Deepankuran's mentor is Director Jayaraj. He started his career by singing "Naava Mukunda Hare" alongside Manju Menon in the film Desadanam. In 2013, Deepankuran reunited with his regular collaborator, Director Jayaraj, for the film Camel Safari. Deepankuran took the responsibilities of the music director. He composed songs such as "Suruma," "Afreen," "Kannum Kannum," and others. Deepankuran also lent his voice to the jingle Lulu Celebrate. In 2015, Deepankuran was the composer in his father's directorial venture Mazhavillinattam Vare which revolves around a Pakistani cricketer who meets his admirer during his visit to India.
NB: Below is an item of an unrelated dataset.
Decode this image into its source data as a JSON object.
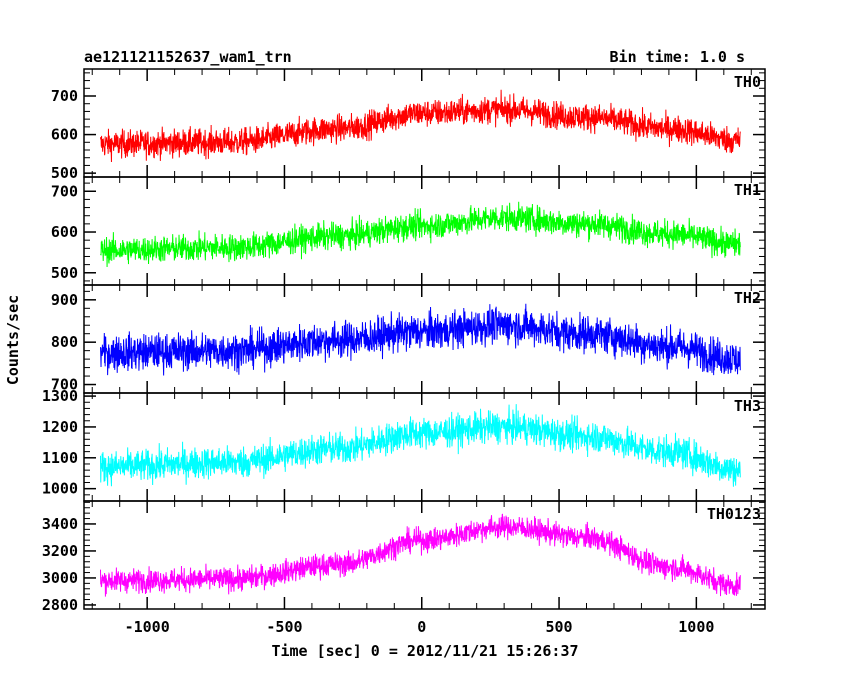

He got an opportunity to do signature music for the 2011 International Film Festival of India (IFFI) in Goa.

==Filmography==

| Year | Movie | Language | Details |
| 1996 | Desadanam | Malayalam | Singer |
| 2000 | Sathyam Sivam Sundaram | Malayalam | Singer |
| Life Is Beautiful | Malayalam | Singer |
| 2004 | 4 the People | Malayalam | Singer |
| Soumyam | Malayalam | Singer |
| 2008 | Shalabam | Malayalam | BGM |
| Mazhavillinattam Vare | Malayalam | Music Director |
| 2013 | Lisammayude Veedu | Malayalam | BGM |
| Camel Safari | Malayalam | Music Director |
| 2014 | Vellivelichathil | Malayalam | Music Director |
| 2016 | Hello Namasthe | Malayalam | Music Director |
| 2017 | Kadam Katha | Malayalam | Music Director, BGM |
| 2018 | Oru Nakshathramulla Akasham | Malayalam | BGM |
| Thattumpurath Achuthan | Malayalam | Music Director |
| Namam | Malayalam | Music Director |
| 2019 | Saddam | Malayalam | Music Director |

==Awards and achievements==
Deepankuran has got special jury award for Kerala television award 2017 for Music, for the programme Ragasootram.